Vervolgens zie je twee meisjes bezig met een verhuisdoos, een gezin verhuist vanuit de stad naar het bos. Dan zijn we enige tijd verder, alle huizen zijn bewoond, het is streamside day, kinderen verkleden zich als konijnen, elven, een robot uit de kartonnen verhuisdozen. Er wordt gebarbecued, witte marshmallows aan stokjes, een podiumpje waar wat muziek wordt gemaakt, een heel grote lichtgevende ronde ballon die op een volle maan lijkt en boven de huizen hangt. Aan een andere wand van de zaal een tekening als een grote kluwen grijze dikke wol, maar het stelt een concept voor van Streamside Communitycenter, dat niet gerealiseerd is, zegt de beschrijving.
Het werk vertelt iets over de ongemakkelijke verhouding tussen mensen en de natuur. Die mensen willen graag in de natuur wonen, maar doen daar inbreuk op en, des mensen, hebben ze behoefte aan samenkomst, gezellig wat met elkaar eten en wat muziek met alle rommel en lawaai die dat ook geeft. Hoe anders dan de dieren in het bos, die ieder op hun volstrekt eigen wijze, in een eigen element, rondscharrelen.
Ik dacht aan mijn eigen bosplek, het karton van aangeleverde spullen die ik nodig had, nu gebruikend als extra isolatie binnen of als beschermende vloerbedekking in mijn schuurtje. Die gang heb ik dus ook onlangs gemaakt, voor nu: van de stad naar het bos. Dan ben ik wel tevreden dat deze plek al meer dan 40 jaar door mensen bewoond is, in bescheiden behuizing. Begonnen met aluminium caravans tussen de bomen, gerund door een vrouw, en nu moet het evolueren van camping naar recreatiepark: mijn huisje van kunststof, waar ik geen veranda enzo omheen mag bouwen, hoort bij deze nieuw ingeslagen weg.
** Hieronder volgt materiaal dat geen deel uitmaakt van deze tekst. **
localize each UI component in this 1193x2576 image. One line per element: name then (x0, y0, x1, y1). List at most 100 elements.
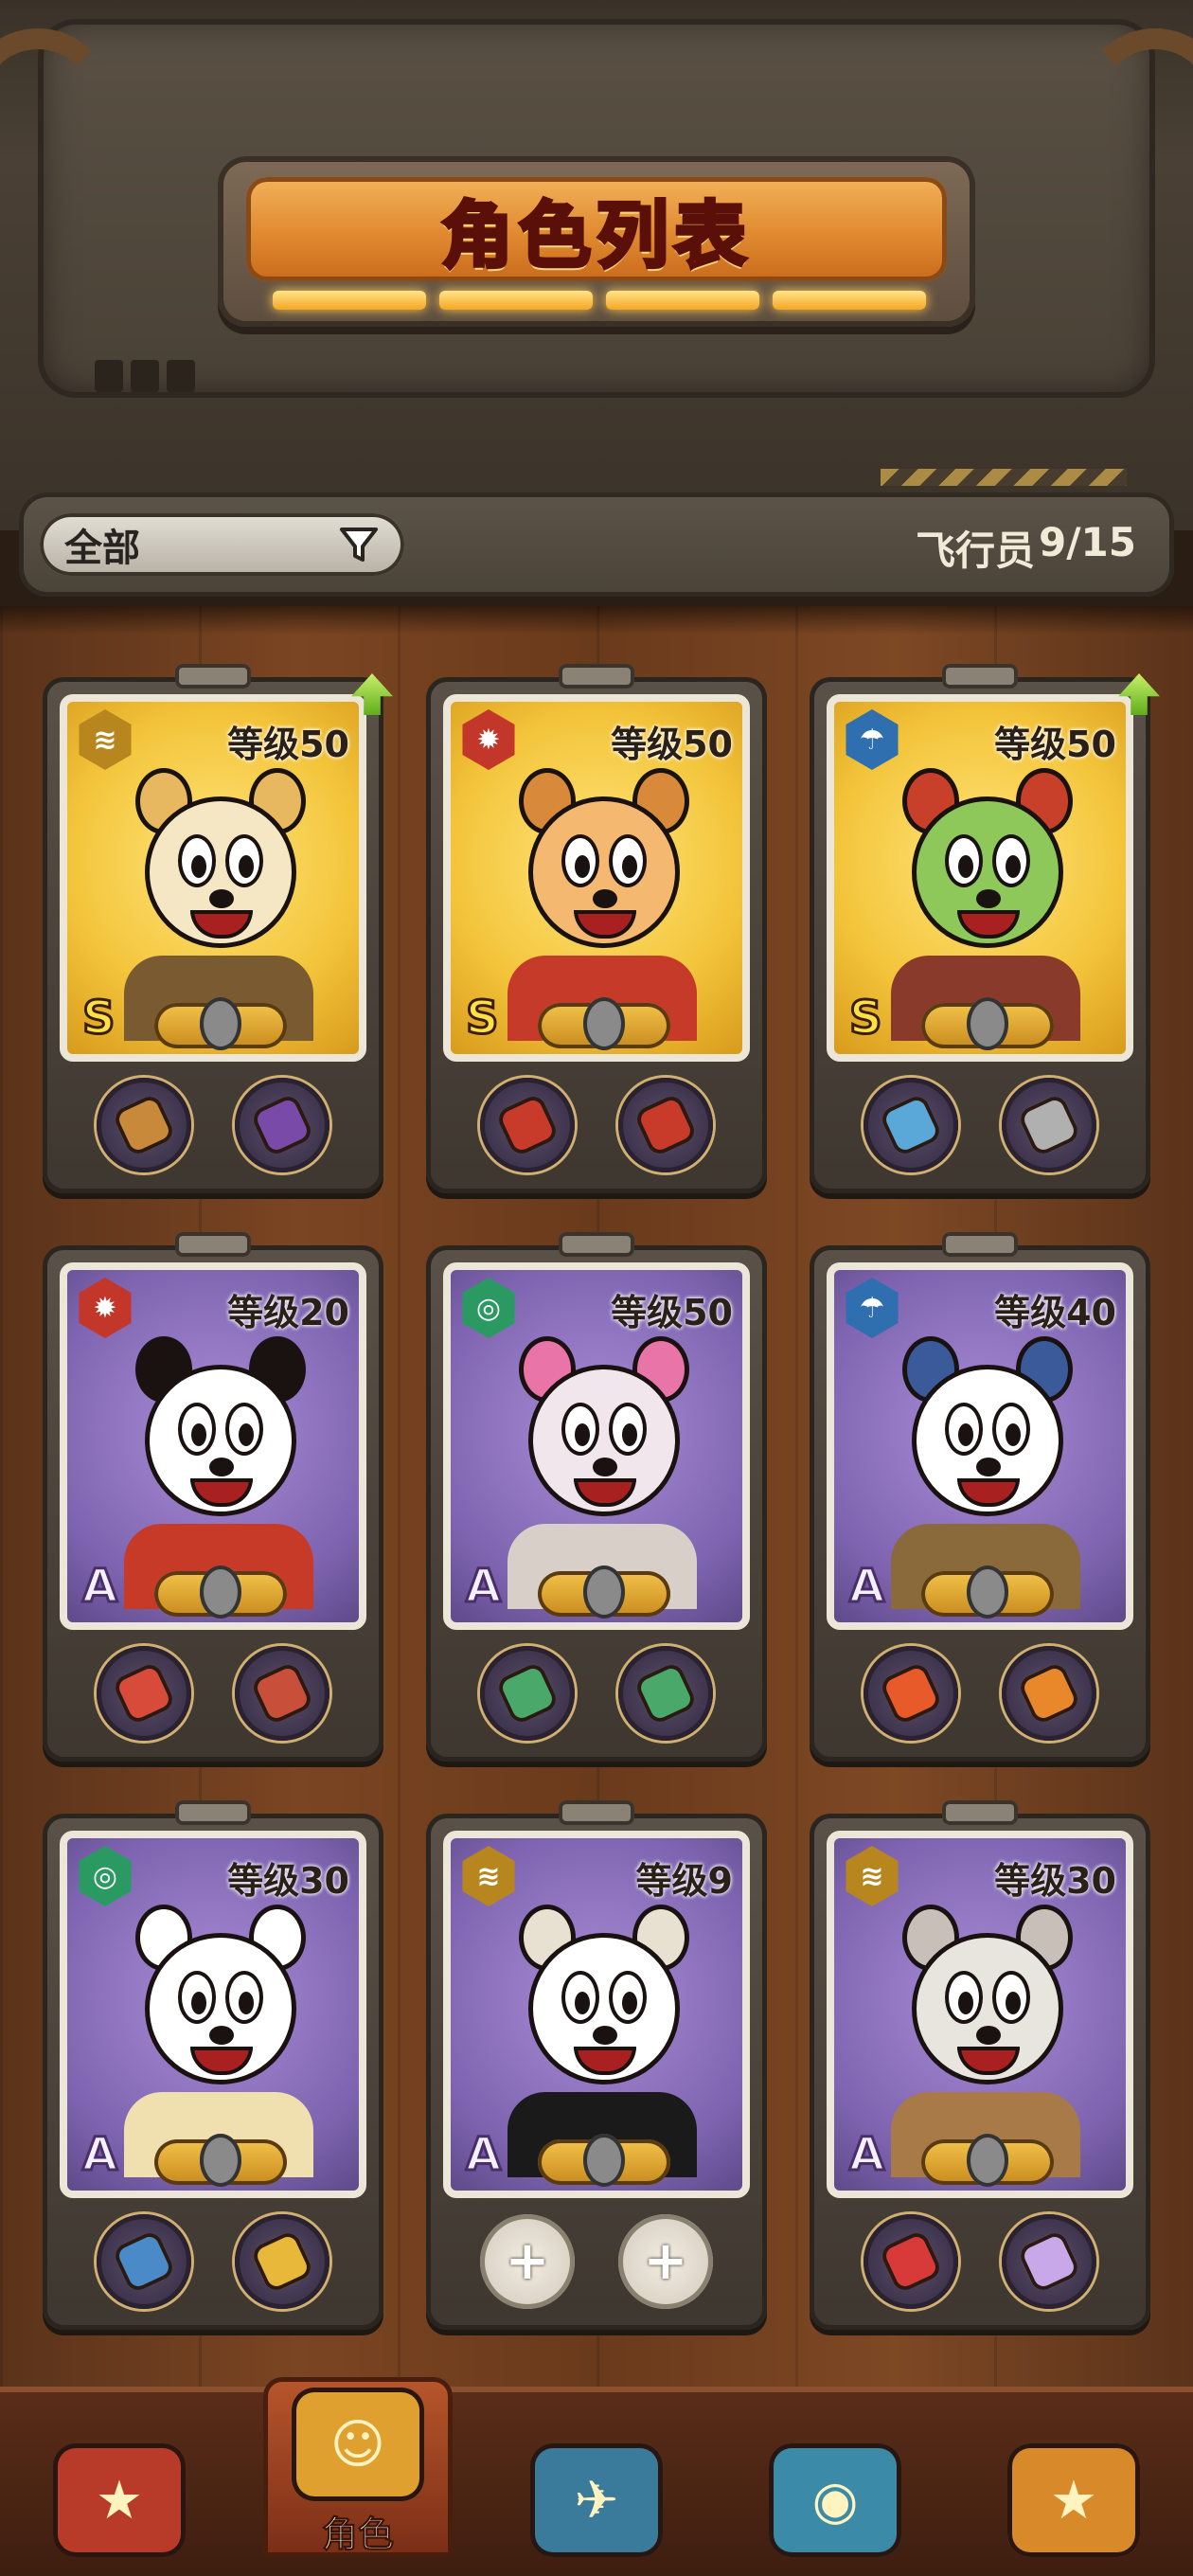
character-card[interactable]: ◎ 等级50 A (426, 1232, 767, 1762)
character-portrait: ◎ 等级50 A (443, 1262, 750, 1630)
filter-label: 全部 (64, 527, 140, 570)
character-card[interactable]: ☂ 等级40 A (810, 1232, 1150, 1762)
equip-slot[interactable] (97, 1078, 191, 1172)
rain-element-icon: ☂ (846, 1278, 899, 1338)
character-card[interactable]: ✹ 等级20 A (43, 1232, 383, 1762)
blaster-gear-icon (249, 1660, 315, 1726)
fire-element-icon: ✹ (79, 1278, 132, 1338)
equip-slot[interactable] (97, 2214, 191, 2309)
equip-slot[interactable] (1002, 1078, 1096, 1172)
pilot-wings-icon (921, 2134, 1054, 2187)
eye-gear-icon (878, 1092, 944, 1158)
equip-slots (43, 1646, 383, 1741)
character-grid: ≋ 等级50 S ✹ 等级50 S ☂ 等级50 S ✹ 等级20 A ◎ 等级… (43, 664, 1160, 2330)
nav-item[interactable]: ★ (979, 2396, 1168, 2557)
nav-item[interactable]: ☺ 角色 (263, 2377, 453, 2557)
rank-badge: S (465, 991, 501, 1046)
funnel-icon (338, 524, 380, 565)
vortex-element-icon: ◎ (462, 1278, 515, 1338)
ring-gear-icon (111, 2228, 177, 2295)
title-plate: 角色列表 (246, 177, 947, 281)
filter-dropdown[interactable]: 全部 (40, 513, 404, 576)
equip-slots (43, 1078, 383, 1172)
equip-slots (810, 2214, 1150, 2309)
character-face (893, 1336, 1082, 1545)
empty-equip-slot[interactable]: + (618, 2214, 713, 2309)
goggles-icon: ◉ (769, 2443, 901, 2557)
drill-gear-icon (111, 1092, 177, 1158)
cannon-gear-icon (1016, 1092, 1082, 1158)
filter-bar: 全部 飞行员 9/15 (19, 492, 1174, 597)
airship-icon: ✈ (530, 2443, 663, 2557)
equip-slot[interactable] (618, 1646, 713, 1741)
character-card[interactable]: ☂ 等级50 S (810, 664, 1160, 1193)
character-card[interactable]: ≋ 等级50 S (43, 664, 393, 1193)
character-face (509, 768, 699, 976)
character-portrait: ✹ 等级50 S (443, 694, 750, 1062)
pilot-wings-icon (538, 1565, 670, 1619)
equip-slot[interactable] (1002, 2214, 1096, 2309)
card-clip (942, 1800, 1018, 1825)
equip-slot[interactable] (235, 1078, 329, 1172)
pilot-wings-icon (538, 997, 670, 1050)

Ik hoop dat de sfeer een beetje ambigue blijft hier, zoals die postbode van Van Gogh: van mensen die een beetje opgaan in de achtergrond van de natuur om hen heen. Hij heeft ook mooie lange wimpers, die postbode. Zoals die bosuil in de film van Pierre Huygens: langzaam met de ogen knipperen: open en dicht en open. Niks verstoren, alleen maar waarnemen en ‘zijn’.